A parcela de críticas na repercussão da nomeação de Anitta ao conselho de administração do Nubank denuncia um modelo obsoleto de governança e reflete visões enviesadas sobre a integridade corporativa, diz o empreendedor e investidor Anderson Godz.

Godz é especialista no que chama de “um novo modelo de governança, menos quadrado, mais jovial e mais bem alinhado ao mundo digital”. Ele escreveu livros como “Governança & Nova Economia” e, há três anos, fundou a Gonew.co, uma edtech (fintech que aplica tecnologia à educação) que divulga conhecimento sobre a formação de conselheiros corporativos na atualidade.

“Anitta representa o conceito de diversidade. E tem competência técnica, sim, em um assunto que considero o principal ativo no mundo digital, que é a disputa pela atenção. Ela lida com 50 milhões de seguidores, tem ideia do que é mobilização. Me parece haver um encaixe”, afirma.

Frente ao questionamento mais recorrente desde o anúncio do banco, de que a cantora não teria a formação técnica que a presença em um conselho de administração requer, Godz responde citando uma obsolescência do modelo tradicional de governança no que diz respeito a empreendimentos jovens, alinhados com o mundo digital.

“Não é só uma questão de idade ou origens diferentes, mas uma rediscussão de modelos. Claro que em companhias de capital aberto há questões regulatórias, mas para gestões que precisam ser diferentes, as formações e o repertório também devem ser diferentes. Conselhos saudáveis demandam outras capacitações”, comenta o empreendedor, ele mesmo alguém que, segundo diz, não encontrou o que procurava nas escolas de governança mais tradicionais.

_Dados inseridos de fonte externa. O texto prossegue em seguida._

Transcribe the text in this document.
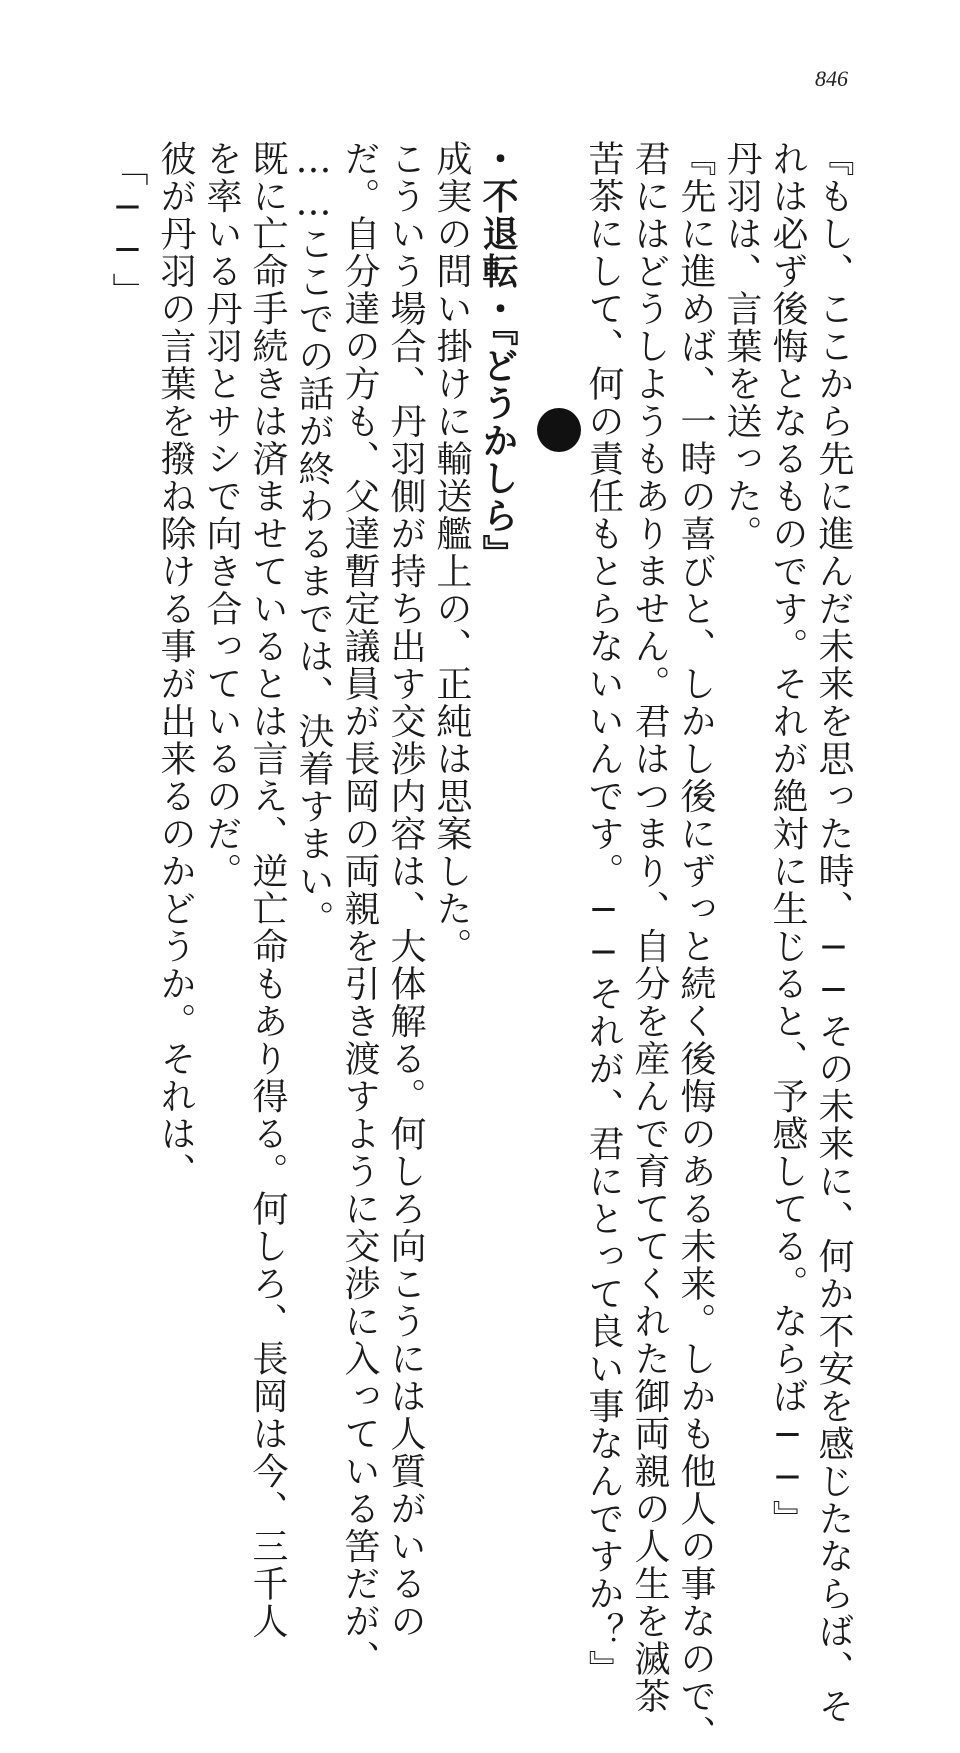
846
『もし、ここから先に進んだ未来を思った時、──その未来に、何か不安を感じたならば、そ
れは必ず後悔となるものです。それが絶対に生じると、予感してる。ならば──』
丹羽は、言葉を送った。
『先に進めば、一時の喜びと、しかし後にずっと続く後悔のある未来。しかも他人の事なので、
君にはどうしようもありません。君はつまり、自分を産んで育ててくれた御両親の人生を滅茶
苦茶にして、何の責任もとらないいんです。──それが、君にとって良い事なんですか？』
・不退転・『どうかしら』
成実の問い掛けに輸送艦上の、正純は思案した。
こういう場合、丹羽側が持ち出す交渉内容は、大体解る。何しろ向こうには人質がいるの
だ。自分達の方も、父達暫定議員が長岡の両親を引き渡すように交渉に入っている筈だが、
……ここでの話が終わるまでは、決着すまい。
既に亡命手続きは済ませているとは言え、逆亡命もあり得る。何しろ、長岡は今、三千人
を率いる丹羽とサシで向き合っているのだ。
彼が丹羽の言葉を撥ね除ける事が出来るのかどうか。それは、
「──」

Godz também discorda de outra crítica recorrente, a de que as opiniões agudas da cantora sobre certos temas, como sexualidade e política, poderiam expor o Nubank a riscos de reputação em um mundo de cancelamentos.

“Na verdade, faz parte da disputa por atenção se posicionar em questões agudas. É o mesmo com a Tesla, presidida pelo Elon Musk, que desafia a regulação, fuma maconha em entrevista, tuíta sobre qualquer ativo e o ativo sobe ou cai. É um tipo de liderança perto do conceito de ‘influencer’. Nesse ambiente, os riscos reputacionais das empresa são outros, e mitigá-los também é diferente.”

Dois pesos e duas medidas

Para o empreendedor e especialista, as ressalvas à decisão do banco digital sugerem falta de entendimento sobre o trato com reputação e boas práticas no mundo digital, ou mesmo avaliações enviesadas.

Godz reforça o ponto pelo exemplo da recente nomeação de Henrique Dubugras ao conselho do Mercado Livre, que não foi criticada como a escolha do Nubank pela cantora carioca – Dubugras, 25 anos, é um dos fundadores da startup Brex, sediada nos Estados Unidos e avaliada em US$ 2,6 bilhões.

“Ele também é muito novo, como a Anitta. E também não tem formação de conselho tradicional. Mas quando saiu a notícia, há um mês, a repercussão foi outra, ninguém falou coisas negativas. É um homem branco formado em Stanford, não é funkeiro; o mesmo pessoal que caiu de pau na Anitta não viu grandes problemas. Algumas pessoas têm um certo, não sei se preconceito é uma boa palavra, mas dois pesos e duas medidas”, afirma Godz.

Godz pondera, por outro lado, que o movimento do Nubank pode guardar conexão com o episódio, em 2020, em que a sócia-fundadora do banco digital, Cristina Junqueira, foi criticada e acusada de racismo após uma declaração durante entrevista ao programa Roda Viva.

“Foi uma exposição que gerou certo frisson, todos nós estamos muito mais expostos. Pode ter sido o caso de criar outra situação de exposição para apagar a anterior. Ainda assim, tendo em mente tudo o que defendemos sobre governança no mundo atual, consigo entender plenamente a indicação da cantora.”